Geography is also central to Philip Augustus’ obsessive pursuit of Eleanor of Aquitaine. Like Prince Herbert’s father in Monty Python and the Holy Grail, he is interested not so much in the woman herself as her “huge tracts of land”. As he lies with his wife Isabelle of Hainault, the young king thinks of territories and titles, “Aquitaine with her ammonitic peaks. Aquitaine with her rushing-grustling forests sighing. Aquitaine with her dappled Atlantic sands, her salt-capped waves and her dusty grapes ... Aquitaine and her Eleanor, that restless huntress who had besotted his slow, cold, dimwitted father … And he came, hot and freely” (p. 13). When he finally defeats and kills Richard the Lionheart at Château-Gaillard (the historical Richard died in the Limousin, fighting a rebellious vassal) Philip’s joy is almost sexual as he exclaims “Eleanor, you are mine” (p. 500). Eleanor never appears directly in the novel, but her presence is felt not only through Philip’s ambitions but in the modern love triangle between Vicus, his beloved El, and his rival Ricus, which recalls Philip’s father Louis VII’s loss of Eleanor (and Aquitaine) to Henry of Anjou; [Ludo]Vicus, El[eanor], [Hen]Ricus.

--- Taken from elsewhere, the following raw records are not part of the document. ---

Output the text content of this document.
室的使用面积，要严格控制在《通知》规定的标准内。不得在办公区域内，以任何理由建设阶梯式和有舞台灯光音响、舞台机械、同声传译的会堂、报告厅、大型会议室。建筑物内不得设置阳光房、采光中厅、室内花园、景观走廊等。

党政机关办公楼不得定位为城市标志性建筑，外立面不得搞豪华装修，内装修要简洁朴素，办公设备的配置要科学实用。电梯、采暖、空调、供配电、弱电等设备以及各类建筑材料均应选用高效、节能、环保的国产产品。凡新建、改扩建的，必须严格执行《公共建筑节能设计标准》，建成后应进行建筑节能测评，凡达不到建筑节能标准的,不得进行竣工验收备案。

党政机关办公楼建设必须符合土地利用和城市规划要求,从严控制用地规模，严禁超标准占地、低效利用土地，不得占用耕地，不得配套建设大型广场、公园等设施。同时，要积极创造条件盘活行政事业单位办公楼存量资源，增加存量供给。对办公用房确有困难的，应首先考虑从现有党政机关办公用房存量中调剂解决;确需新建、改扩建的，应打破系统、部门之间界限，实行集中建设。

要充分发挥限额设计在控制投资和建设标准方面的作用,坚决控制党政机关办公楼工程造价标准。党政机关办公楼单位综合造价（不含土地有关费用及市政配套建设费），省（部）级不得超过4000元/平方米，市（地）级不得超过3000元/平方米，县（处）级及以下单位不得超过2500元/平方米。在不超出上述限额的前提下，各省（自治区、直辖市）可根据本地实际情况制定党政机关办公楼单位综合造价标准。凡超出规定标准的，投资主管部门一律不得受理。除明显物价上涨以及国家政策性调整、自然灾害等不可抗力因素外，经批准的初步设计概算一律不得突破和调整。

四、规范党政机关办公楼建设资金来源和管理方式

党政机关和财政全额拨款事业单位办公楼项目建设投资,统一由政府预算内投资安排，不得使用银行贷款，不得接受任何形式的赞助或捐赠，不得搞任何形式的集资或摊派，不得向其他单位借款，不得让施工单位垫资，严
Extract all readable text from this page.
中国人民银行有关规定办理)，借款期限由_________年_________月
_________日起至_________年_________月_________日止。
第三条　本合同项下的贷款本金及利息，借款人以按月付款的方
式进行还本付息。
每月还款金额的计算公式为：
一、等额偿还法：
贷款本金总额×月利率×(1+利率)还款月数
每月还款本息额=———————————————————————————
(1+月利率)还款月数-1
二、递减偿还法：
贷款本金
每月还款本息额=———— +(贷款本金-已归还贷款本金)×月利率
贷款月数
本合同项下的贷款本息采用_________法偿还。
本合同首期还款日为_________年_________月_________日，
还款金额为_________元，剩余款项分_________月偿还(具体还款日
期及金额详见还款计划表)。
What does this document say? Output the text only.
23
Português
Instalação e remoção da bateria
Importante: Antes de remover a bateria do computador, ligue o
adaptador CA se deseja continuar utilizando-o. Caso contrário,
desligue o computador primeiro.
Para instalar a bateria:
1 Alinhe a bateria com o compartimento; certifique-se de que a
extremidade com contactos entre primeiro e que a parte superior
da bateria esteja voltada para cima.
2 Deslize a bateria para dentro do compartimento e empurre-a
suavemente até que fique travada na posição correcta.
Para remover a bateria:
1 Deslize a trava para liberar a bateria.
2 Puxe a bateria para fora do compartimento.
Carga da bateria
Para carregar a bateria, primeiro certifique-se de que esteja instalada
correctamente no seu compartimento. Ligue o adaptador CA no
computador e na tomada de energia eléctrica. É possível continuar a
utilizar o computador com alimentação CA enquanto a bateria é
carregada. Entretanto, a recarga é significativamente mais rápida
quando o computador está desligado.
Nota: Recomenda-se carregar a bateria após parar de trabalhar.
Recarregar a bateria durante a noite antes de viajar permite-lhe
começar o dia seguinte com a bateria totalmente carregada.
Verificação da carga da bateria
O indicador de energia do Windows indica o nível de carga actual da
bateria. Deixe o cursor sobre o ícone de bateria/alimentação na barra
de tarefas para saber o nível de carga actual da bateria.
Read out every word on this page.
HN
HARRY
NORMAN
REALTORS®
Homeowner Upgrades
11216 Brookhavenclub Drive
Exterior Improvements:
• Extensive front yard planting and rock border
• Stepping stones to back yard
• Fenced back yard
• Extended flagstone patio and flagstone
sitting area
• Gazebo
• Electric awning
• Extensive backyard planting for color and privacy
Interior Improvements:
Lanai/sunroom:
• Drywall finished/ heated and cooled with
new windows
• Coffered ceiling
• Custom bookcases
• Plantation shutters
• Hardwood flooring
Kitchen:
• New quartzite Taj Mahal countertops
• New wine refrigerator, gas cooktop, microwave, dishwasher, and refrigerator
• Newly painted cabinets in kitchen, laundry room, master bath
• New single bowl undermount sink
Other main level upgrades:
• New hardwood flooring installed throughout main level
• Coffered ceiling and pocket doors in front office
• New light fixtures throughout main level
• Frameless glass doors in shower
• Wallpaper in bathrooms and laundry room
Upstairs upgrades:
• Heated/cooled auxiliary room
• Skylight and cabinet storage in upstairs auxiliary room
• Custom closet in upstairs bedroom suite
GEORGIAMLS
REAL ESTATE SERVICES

Scaer, a professor of French literature of Roanoke College, joins the ranks of academics who also engage in the writing of fiction (and, in Scaer’s case, of music and poetry also). His interdisciplinary background allows the author to adopt a more complex, playful, and multilayered approach to the past than is usually encountered in the sometimes tired genre of the historical novel. Like other academic-novelists such as Umberto Eco and Bruce Holsinger, Scaer strives not to reproduce the past as a Rankean “as it really was” – there are deliberate historical “errors” (improvements?), such as Philip Augustus killing Richard the Lionheart, and Peruggia and Apollinaire’s meeting in Nice – but to engage with how history is made, and how the past intersects with the present. Scaer’s work is complex without being baffling, challenging without being inaccessible, and intellectual without being pretentious. Readers with a background in the history, music, art or literature of the Middle Ages and Renaissance will enjoy identifying the allusions and references, but those without such a background will still appreciate the novel for its strong characterizations, fine prose and poetry, and evocation of France.

Michael Evans
Delta College






[1] Personal communication, June 23, 2015.